When I opened my eyes there she was! She was a grey/blue colour and see through. She was wearing a wedding dress and you could see the tears falling from her eyes.
“Why did he do this to me” her rattled voice echoed.
I looked at her; I didn’t know who
was and what was I supposed to say to her? I was eight years old for Christ’s sake, I mean, what I supposed to do? Again, I closed my eyes so tight I could feel my top eye-lid squish down on my lower lid.
This woman scared me, although she seemed more sad than angry and I didn’t feel like she wanted to hurt me, I could definitely feel her pain and was worried about what she would say or do next. I suddenly heard a loud knock on the door and as I opened my eyes she had gone. I opened the door and there was my boyfriend’s mum, I remember the look on her face, she seemed scared and concerned but I didn’t understand why, I was only in the bloody bathroom!
“My dear are you alright?” I could hear the worry in her tone.
“Yes thank you, I’m ok” I was confused as to what the fuss was about.
Now I have grown up, when I look back I remember that day well because I will always remember the first time I saw that woman and it definitely wouldn’t be the last time I would see her and as time came she would need my help, my boyfriend’s mum stated I had been in there for a long, long time and she was worried because she couldn’t open the door.
To be honest I didn’t hear her calling me or the knocking, I only remember hearing it the one time when she practically banged on the door to the point you heard the hinges rattle. Why I didn’t hear her I didn’t know, maybe it was the ghost blocking things out? Maybe it was me in some sort of scary trance as I focused on the situation, no idea, but that happened frequently if they scared me as I grew older.
I returned to the living room and we all continued to watch the film together. I kept looking out into the hallway but the woman wasn’t there and I didn’t see her again for the rest of that day.
How they found me was always a mystery to me, maybe there was a secret ghost code that told all the other ghosts that I could see them and then they would just seek me out and come after me. Seriously though, couldn’t they have waited until I was older, I mean, this, seeing ghosts as a kid is enough to make you think your loopy let alone anyone else and it’s certainly not a nice experience.
I still don’t know why I followed that ghostly woman into the bathroom but since that day, they came to me more than before and the more I saw them, the more withdrawn and weird I became, so as I grew older, when it would come to falling in love and relationships, it sometimes never proved easy on dates when ghosts lingered.
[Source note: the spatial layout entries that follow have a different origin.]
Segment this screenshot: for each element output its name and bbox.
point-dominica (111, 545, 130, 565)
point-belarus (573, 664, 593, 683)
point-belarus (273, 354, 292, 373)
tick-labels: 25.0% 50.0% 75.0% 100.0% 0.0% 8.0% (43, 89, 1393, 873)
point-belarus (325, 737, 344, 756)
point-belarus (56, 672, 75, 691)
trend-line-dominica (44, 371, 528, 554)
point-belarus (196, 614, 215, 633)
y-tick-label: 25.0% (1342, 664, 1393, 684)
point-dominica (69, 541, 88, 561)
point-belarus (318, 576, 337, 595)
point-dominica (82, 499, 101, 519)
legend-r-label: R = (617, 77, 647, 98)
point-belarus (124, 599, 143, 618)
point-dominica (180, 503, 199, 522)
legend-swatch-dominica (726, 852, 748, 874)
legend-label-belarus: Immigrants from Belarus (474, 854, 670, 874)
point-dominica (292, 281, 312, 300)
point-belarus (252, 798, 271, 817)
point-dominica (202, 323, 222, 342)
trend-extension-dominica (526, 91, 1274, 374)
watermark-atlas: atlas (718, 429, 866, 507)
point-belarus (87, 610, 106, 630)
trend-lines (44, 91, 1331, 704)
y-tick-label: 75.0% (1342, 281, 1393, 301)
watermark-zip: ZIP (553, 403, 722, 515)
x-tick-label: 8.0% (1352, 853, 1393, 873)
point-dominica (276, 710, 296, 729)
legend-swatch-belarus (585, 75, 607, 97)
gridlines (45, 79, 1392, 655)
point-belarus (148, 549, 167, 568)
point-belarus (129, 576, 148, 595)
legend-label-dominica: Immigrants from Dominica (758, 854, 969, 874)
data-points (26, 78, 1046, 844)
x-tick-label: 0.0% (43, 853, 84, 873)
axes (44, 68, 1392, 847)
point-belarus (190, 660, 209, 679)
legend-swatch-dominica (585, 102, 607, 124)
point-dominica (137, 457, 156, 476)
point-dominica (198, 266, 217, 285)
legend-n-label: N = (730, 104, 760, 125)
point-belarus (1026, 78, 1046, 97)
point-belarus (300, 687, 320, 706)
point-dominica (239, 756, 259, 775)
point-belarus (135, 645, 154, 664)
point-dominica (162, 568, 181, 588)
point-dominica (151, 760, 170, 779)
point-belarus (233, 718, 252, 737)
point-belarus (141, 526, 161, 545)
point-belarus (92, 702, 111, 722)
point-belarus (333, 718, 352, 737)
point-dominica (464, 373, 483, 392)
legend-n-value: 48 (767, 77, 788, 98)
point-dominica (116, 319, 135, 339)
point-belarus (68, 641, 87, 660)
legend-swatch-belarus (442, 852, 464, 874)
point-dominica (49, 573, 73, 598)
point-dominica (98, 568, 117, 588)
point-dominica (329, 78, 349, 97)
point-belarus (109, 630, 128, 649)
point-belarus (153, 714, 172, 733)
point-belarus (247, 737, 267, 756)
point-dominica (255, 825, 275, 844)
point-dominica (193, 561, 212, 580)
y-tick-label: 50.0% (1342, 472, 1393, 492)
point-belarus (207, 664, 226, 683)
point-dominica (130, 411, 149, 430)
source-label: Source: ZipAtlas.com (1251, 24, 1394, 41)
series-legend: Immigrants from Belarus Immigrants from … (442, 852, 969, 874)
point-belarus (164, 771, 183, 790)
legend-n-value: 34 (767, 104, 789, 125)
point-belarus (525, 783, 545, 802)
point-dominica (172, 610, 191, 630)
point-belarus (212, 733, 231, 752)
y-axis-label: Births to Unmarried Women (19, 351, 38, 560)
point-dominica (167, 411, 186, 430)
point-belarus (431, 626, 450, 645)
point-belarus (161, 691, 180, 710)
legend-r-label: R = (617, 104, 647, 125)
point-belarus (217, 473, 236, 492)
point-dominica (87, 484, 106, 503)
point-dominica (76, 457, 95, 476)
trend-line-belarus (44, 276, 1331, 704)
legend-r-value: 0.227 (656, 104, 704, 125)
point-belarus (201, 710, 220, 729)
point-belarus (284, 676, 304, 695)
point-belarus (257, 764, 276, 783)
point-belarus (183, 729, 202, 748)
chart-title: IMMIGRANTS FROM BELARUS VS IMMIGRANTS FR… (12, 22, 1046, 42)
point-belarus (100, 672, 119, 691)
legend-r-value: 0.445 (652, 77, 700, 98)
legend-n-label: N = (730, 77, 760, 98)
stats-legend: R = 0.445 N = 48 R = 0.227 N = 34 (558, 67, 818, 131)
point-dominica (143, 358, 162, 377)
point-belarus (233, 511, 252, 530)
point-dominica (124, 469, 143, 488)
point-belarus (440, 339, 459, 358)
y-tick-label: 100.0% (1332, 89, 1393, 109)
As I reached the age of eleven, I had seen so many ghosts in my life time that I swear if I had one pound for every single one I saw, I would be a millionaire today.
I remember at this point I fancied a young lad in my street, he was the bad boy type, my mum and dad hated him and his family, they were known as the ‘trouble’ family that people tried to stay away from. But I didn’t care, at a young age bad boys were my thing, it made me feel a bit accepted because they were outcasts from other families or school because of their reputation so I seemed to fit in with them.
I don’t know if you could actually have a type at the age of eleven but I found this boy to be much better than the boyfriend I was still with. Yes, that’s right, I still had the same boyfriend I had at eight years old, three years for a kid, that’s pretty good I think, some marriages don’t even last that long!